A question that is weighing heavily on the minds of the discerning public is this—what ought an attorney general (AG) to do, if under his watch, in the circumstances surrounding the passage and proclamation of the controversial S34, there is a public outcry for his resignation? In contemplating the matter, consideration would have to be given to the role and function of the AG and the fact that the particular minister who piloted the bill and sought the early proclamation of the “offensive” section was fired as a minister and that all blame for the fiasco has been placed at his feet. In this context, I have carefully listened to the utterances of the AG on the matter and more specifically, his response to the call from various sectors of the population to resign, and might I say from the outset, that I respectfully disagree with some of the arguments that he has submitted on his own behalf to justify his refusal to vacate the post. In no way am I suggesting that the learned AG should automatically accede to the demand of those who are calling for his removal from office, for some of the calls may be coming from persons with ulterior motives and political agendas.
By the same token, the AG ought to realise that thousands of people have publicly demonstrated in support of his being fired and this is not a matter that he should dismiss lightly or treat with cavalier style. While many admire the bravery of the AG and his ability to smile through what some describe as a “rough patch”, it must be of great concern that not many legal luminaries have come to his rapid defence and so many others are remaining silent on the matter. In his defence, the AG has submitted that, “Although he is the legal adviser to the Cabinet, when we created the Ministry of Justice the criminal portfolio was assigned to that ministry and the gazetted allocation of ministerial responsibility placed criminal legislation and the reform of criminal justice system under that particular ministry.” The AG is no doubt referring to Sec 76 (2) and Sec 79 (1) of the Constitution, which have the combined effect of assigning to any minister, in this case, the Minister of Justice, “responsibility for any business of the Government of Trinidad and Tobago, including the administration of any department of Government.” In other words, the AG is stating that he should not be held liable for the actions of a minister who was assigned responsibility for a portfolio, which was previously within the domain of the AG.

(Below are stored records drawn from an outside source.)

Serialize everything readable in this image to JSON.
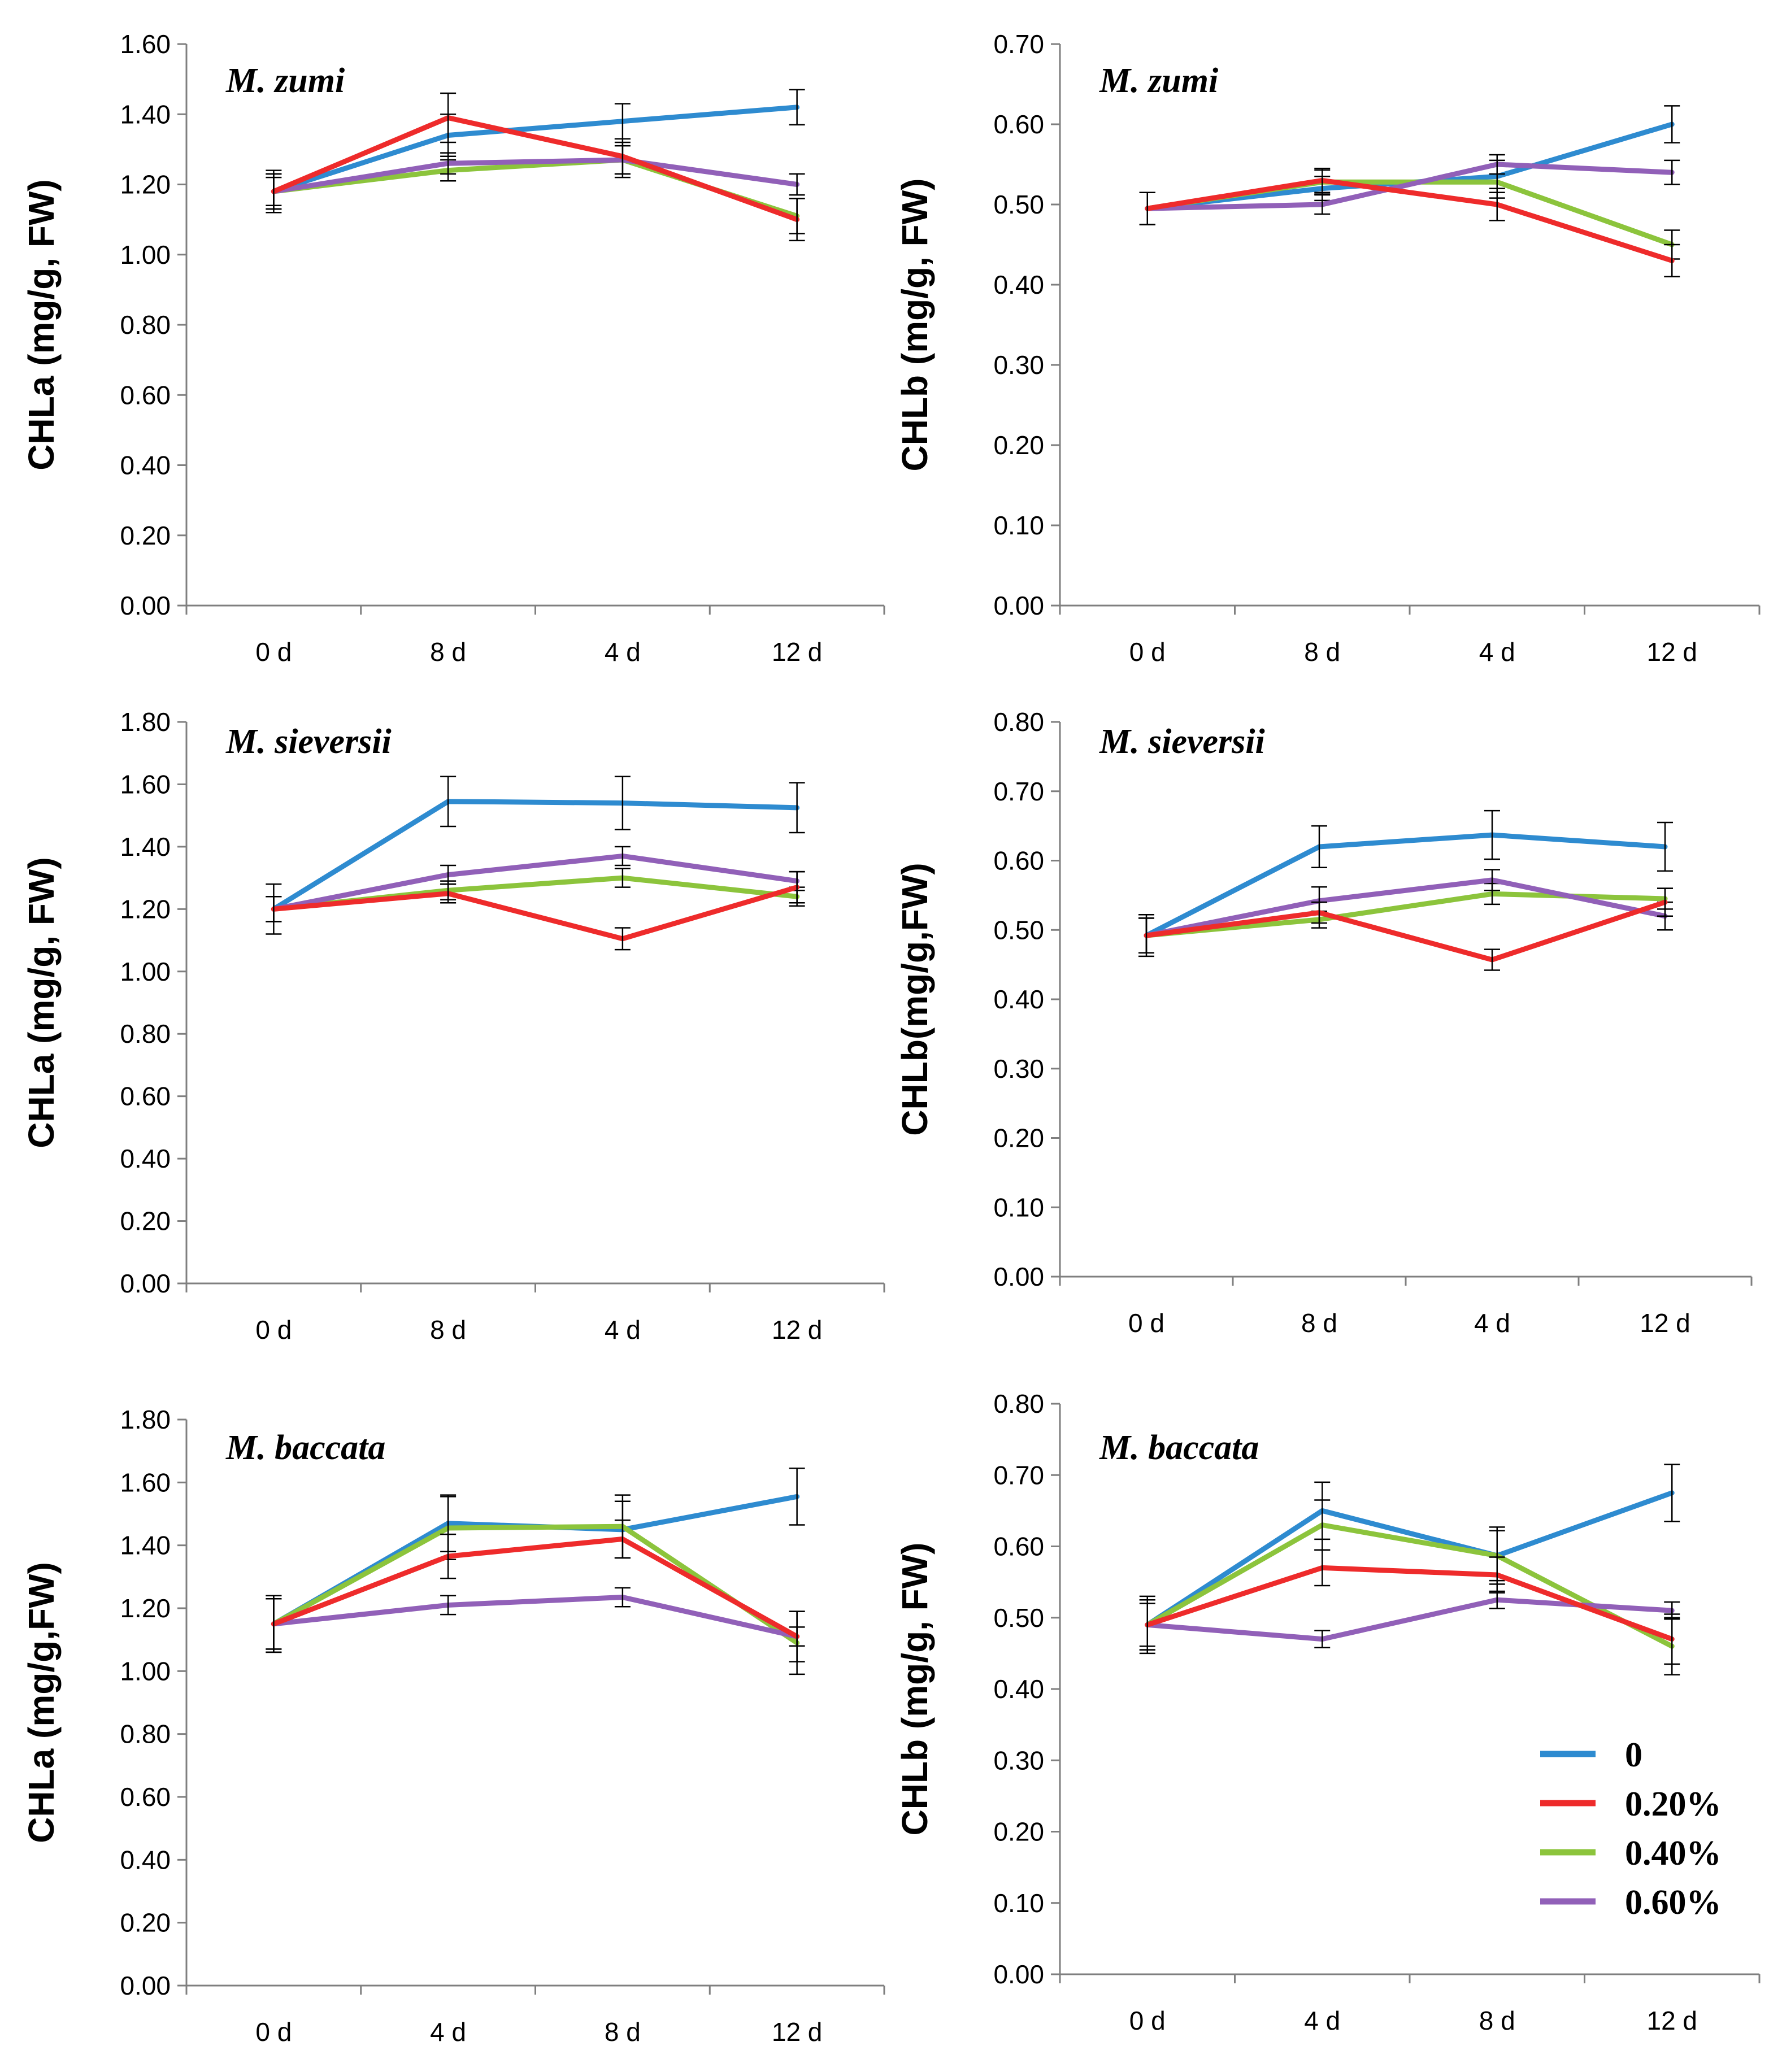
{
  "legend": {
    "location": "bottom-right of M. baccata CHLb panel",
    "entries": [
      {
        "label": "0",
        "color": "#2e8bd0"
      },
      {
        "label": "0.20%",
        "color": "#ee2b2b"
      },
      {
        "label": "0.40%",
        "color": "#8cc43c"
      },
      {
        "label": "0.60%",
        "color": "#9160b8"
      }
    ]
  },
  "chart_data": [
    {
      "type": "line",
      "title": "M. zumi",
      "ylabel": "CHLa (mg/g, FW)",
      "xlabel": "",
      "categories": [
        "0 d",
        "8 d",
        "4 d",
        "12 d"
      ],
      "ylim": [
        0,
        1.6
      ],
      "ytick_step": 0.2,
      "series": [
        {
          "name": "0",
          "values": [
            1.18,
            1.34,
            1.38,
            1.42
          ],
          "errors": [
            0.06,
            0.06,
            0.05,
            0.05
          ]
        },
        {
          "name": "0.20%",
          "values": [
            1.18,
            1.39,
            1.28,
            1.1
          ],
          "errors": [
            0.05,
            0.07,
            0.05,
            0.06
          ]
        },
        {
          "name": "0.40%",
          "values": [
            1.18,
            1.24,
            1.27,
            1.11
          ],
          "errors": [
            0.05,
            0.03,
            0.05,
            0.05
          ]
        },
        {
          "name": "0.60%",
          "values": [
            1.18,
            1.26,
            1.27,
            1.2
          ],
          "errors": [
            0.04,
            0.03,
            0.04,
            0.03
          ]
        }
      ]
    },
    {
      "type": "line",
      "title": "M. zumi",
      "ylabel": "CHLb (mg/g, FW)",
      "xlabel": "",
      "categories": [
        "0 d",
        "8 d",
        "4 d",
        "12 d"
      ],
      "ylim": [
        0,
        0.7
      ],
      "ytick_step": 0.1,
      "series": [
        {
          "name": "0",
          "values": [
            0.495,
            0.52,
            0.535,
            0.6
          ],
          "errors": [
            0.02,
            0.015,
            0.02,
            0.023
          ]
        },
        {
          "name": "0.20%",
          "values": [
            0.495,
            0.53,
            0.5,
            0.43
          ],
          "errors": [
            0.02,
            0.015,
            0.02,
            0.02
          ]
        },
        {
          "name": "0.40%",
          "values": [
            0.495,
            0.528,
            0.528,
            0.45
          ],
          "errors": [
            0.02,
            0.015,
            0.02,
            0.018
          ]
        },
        {
          "name": "0.60%",
          "values": [
            0.495,
            0.5,
            0.55,
            0.54
          ],
          "errors": [
            0.02,
            0.012,
            0.012,
            0.015
          ]
        }
      ]
    },
    {
      "type": "line",
      "title": "M. sieversii",
      "ylabel": "CHLa (mg/g, FW)",
      "xlabel": "",
      "categories": [
        "0 d",
        "8 d",
        "4 d",
        "12 d"
      ],
      "ylim": [
        0,
        1.8
      ],
      "ytick_step": 0.2,
      "series": [
        {
          "name": "0",
          "values": [
            1.2,
            1.545,
            1.54,
            1.525
          ],
          "errors": [
            0.08,
            0.08,
            0.085,
            0.08
          ]
        },
        {
          "name": "0.20%",
          "values": [
            1.2,
            1.25,
            1.105,
            1.27
          ],
          "errors": [
            0.04,
            0.03,
            0.035,
            0.05
          ]
        },
        {
          "name": "0.40%",
          "values": [
            1.2,
            1.26,
            1.3,
            1.24
          ],
          "errors": [
            0.04,
            0.03,
            0.03,
            0.03
          ]
        },
        {
          "name": "0.60%",
          "values": [
            1.2,
            1.31,
            1.37,
            1.29
          ],
          "errors": [
            0.04,
            0.03,
            0.03,
            0.03
          ]
        }
      ]
    },
    {
      "type": "line",
      "title": "M. sieversii",
      "ylabel": "CHLb(mg/g,FW)",
      "xlabel": "",
      "categories": [
        "0 d",
        "8 d",
        "4 d",
        "12 d"
      ],
      "ylim": [
        0,
        0.8
      ],
      "ytick_step": 0.1,
      "series": [
        {
          "name": "0",
          "values": [
            0.492,
            0.62,
            0.637,
            0.62
          ],
          "errors": [
            0.03,
            0.03,
            0.035,
            0.035
          ]
        },
        {
          "name": "0.20%",
          "values": [
            0.492,
            0.525,
            0.457,
            0.54
          ],
          "errors": [
            0.025,
            0.015,
            0.015,
            0.02
          ]
        },
        {
          "name": "0.40%",
          "values": [
            0.492,
            0.515,
            0.552,
            0.545
          ],
          "errors": [
            0.025,
            0.012,
            0.015,
            0.015
          ]
        },
        {
          "name": "0.60%",
          "values": [
            0.492,
            0.542,
            0.572,
            0.52
          ],
          "errors": [
            0.025,
            0.02,
            0.015,
            0.02
          ]
        }
      ]
    },
    {
      "type": "line",
      "title": "M. baccata",
      "ylabel": "CHLa (mg/g,FW)",
      "xlabel": "",
      "categories": [
        "0 d",
        "4 d",
        "8 d",
        "12 d"
      ],
      "ylim": [
        0,
        1.8
      ],
      "ytick_step": 0.2,
      "series": [
        {
          "name": "0",
          "values": [
            1.15,
            1.47,
            1.45,
            1.555
          ],
          "errors": [
            0.09,
            0.09,
            0.09,
            0.09
          ]
        },
        {
          "name": "0.20%",
          "values": [
            1.15,
            1.365,
            1.42,
            1.11
          ],
          "errors": [
            0.08,
            0.07,
            0.06,
            0.08
          ]
        },
        {
          "name": "0.40%",
          "values": [
            1.15,
            1.455,
            1.46,
            1.09
          ],
          "errors": [
            0.09,
            0.1,
            0.1,
            0.1
          ]
        },
        {
          "name": "0.60%",
          "values": [
            1.15,
            1.21,
            1.235,
            1.11
          ],
          "errors": [
            0.08,
            0.03,
            0.03,
            0.03
          ]
        }
      ]
    },
    {
      "type": "line",
      "title": "M. baccata",
      "ylabel": "CHLb (mg/g, FW)",
      "xlabel": "",
      "categories": [
        "0 d",
        "4 d",
        "8 d",
        "12 d"
      ],
      "ylim": [
        0,
        0.8
      ],
      "ytick_step": 0.1,
      "series": [
        {
          "name": "0",
          "values": [
            0.49,
            0.65,
            0.587,
            0.675
          ],
          "errors": [
            0.04,
            0.04,
            0.04,
            0.04
          ]
        },
        {
          "name": "0.20%",
          "values": [
            0.49,
            0.57,
            0.56,
            0.47
          ],
          "errors": [
            0.035,
            0.025,
            0.025,
            0.035
          ]
        },
        {
          "name": "0.40%",
          "values": [
            0.49,
            0.63,
            0.587,
            0.46
          ],
          "errors": [
            0.035,
            0.035,
            0.035,
            0.04
          ]
        },
        {
          "name": "0.60%",
          "values": [
            0.49,
            0.47,
            0.525,
            0.51
          ],
          "errors": [
            0.03,
            0.012,
            0.012,
            0.012
          ]
        }
      ]
    }
  ]
}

This argument is certainly intellectually seductive but does it absolve the AG from his overall responsibility to ensure that all the laws passed by the Parliament have been subjected to the highest scrutiny? The office of AG has at its disposal, resources to retain the most brilliant minds and while admittedly, an attorney can never be an expert in all areas of law, surely the absence of white colour crimes from schedule 6 did not require the input of a legal genius. While I advocate that the entire Parliament must carry the blame for the omission to include white collar and other serious crimes, such as fraud, terrorism and theft in Schedule 6 of the legislation, this is a matter that should never have slipped the attention of the AG, especially since he deals with requests for extradition, which deal with serious offences not stated in the Schedule. The excuse, therefore, that he, like many others before him who held the Office of AG, came from the Civil Bar, is insufficient to negate such a glaring and obvious legislative blunder. Perhaps the argument is lost on me but I do not understand the position of the AG that the statement by Mr Manning that the latter would not have voted in favour of Sec 34 if he was present in the Parliament, amounts to vindication for the AG.

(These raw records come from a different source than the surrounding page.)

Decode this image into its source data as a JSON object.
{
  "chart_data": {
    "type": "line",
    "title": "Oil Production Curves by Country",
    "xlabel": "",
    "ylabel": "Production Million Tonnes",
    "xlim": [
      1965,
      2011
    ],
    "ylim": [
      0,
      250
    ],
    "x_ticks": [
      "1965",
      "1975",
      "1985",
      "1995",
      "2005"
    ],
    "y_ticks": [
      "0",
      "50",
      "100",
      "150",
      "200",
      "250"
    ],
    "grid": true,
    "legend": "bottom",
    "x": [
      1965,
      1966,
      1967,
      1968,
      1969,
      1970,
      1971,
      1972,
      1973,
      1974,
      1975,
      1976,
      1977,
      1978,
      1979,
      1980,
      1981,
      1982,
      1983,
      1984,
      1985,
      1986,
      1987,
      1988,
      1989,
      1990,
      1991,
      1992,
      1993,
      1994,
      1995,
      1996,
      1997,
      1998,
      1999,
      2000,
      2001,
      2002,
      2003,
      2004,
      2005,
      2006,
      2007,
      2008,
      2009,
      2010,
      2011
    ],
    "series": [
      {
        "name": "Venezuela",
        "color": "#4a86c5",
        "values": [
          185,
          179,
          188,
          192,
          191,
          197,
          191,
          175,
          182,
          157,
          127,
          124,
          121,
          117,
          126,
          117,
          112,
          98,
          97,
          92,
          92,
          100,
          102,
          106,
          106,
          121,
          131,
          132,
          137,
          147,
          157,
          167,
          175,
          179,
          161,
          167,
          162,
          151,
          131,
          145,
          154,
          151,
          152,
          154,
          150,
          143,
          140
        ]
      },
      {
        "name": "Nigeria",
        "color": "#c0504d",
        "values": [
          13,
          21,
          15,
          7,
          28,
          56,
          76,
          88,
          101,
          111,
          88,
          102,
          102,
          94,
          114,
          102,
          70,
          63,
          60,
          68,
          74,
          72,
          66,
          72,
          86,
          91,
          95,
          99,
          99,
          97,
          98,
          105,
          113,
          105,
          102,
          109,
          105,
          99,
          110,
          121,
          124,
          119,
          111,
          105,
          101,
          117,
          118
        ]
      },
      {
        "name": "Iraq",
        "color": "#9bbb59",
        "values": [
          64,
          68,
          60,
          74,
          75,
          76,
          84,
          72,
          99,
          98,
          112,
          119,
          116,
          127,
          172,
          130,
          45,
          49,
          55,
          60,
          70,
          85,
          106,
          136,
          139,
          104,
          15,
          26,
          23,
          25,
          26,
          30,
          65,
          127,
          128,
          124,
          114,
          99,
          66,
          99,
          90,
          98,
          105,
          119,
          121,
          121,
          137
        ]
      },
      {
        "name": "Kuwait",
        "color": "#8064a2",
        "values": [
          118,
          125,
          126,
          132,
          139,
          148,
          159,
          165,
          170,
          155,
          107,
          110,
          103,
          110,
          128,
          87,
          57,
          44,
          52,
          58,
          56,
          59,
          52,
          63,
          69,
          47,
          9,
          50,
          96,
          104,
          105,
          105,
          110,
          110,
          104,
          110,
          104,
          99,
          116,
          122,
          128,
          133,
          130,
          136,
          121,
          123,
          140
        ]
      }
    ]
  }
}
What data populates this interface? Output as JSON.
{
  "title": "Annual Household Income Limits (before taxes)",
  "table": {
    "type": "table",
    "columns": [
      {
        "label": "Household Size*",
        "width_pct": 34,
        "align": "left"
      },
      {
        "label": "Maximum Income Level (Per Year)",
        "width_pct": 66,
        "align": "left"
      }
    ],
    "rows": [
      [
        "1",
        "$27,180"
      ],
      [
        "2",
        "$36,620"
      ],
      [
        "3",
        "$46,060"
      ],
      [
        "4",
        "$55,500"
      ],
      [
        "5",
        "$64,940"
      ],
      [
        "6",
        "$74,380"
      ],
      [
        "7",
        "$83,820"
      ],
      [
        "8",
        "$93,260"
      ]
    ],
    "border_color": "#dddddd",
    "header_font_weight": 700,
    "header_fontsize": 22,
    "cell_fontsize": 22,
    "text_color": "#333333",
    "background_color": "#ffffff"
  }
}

In my view, it highlights the point that Mr Manning, who is not a lawyer, acknowledges the flaw in the section, a point which was missed by all the attorneys on all sides in both Houses of Parliament. Further, the AG is quoted as saying that based on this statement by Mr Manning, “…he (Manning) has hit the nail on the head because if they (the PNM) did not vote for Section 34 there would have been nothing to proclaim.” But surely the AG is aware that his government commands the special three–fifths majority in the Lower House and in the Upper House, even if the PNM senators did not vote in favour of the Sec 34, support from some of the members of the Independent bench would have resulted in the passage of the bill with the requisite special majority. So here again, I respectfully disagree with this submission on the part of the AG to absolve himself. I know that the person who holds the Office of AG is in a permanent hot seat but such is the occupational hazard for one who carries such an important function. I end by saying that had this incident of Sec 34 occurred in the United Kingdom, it would not only be the Minister of Justice who would have been sent home.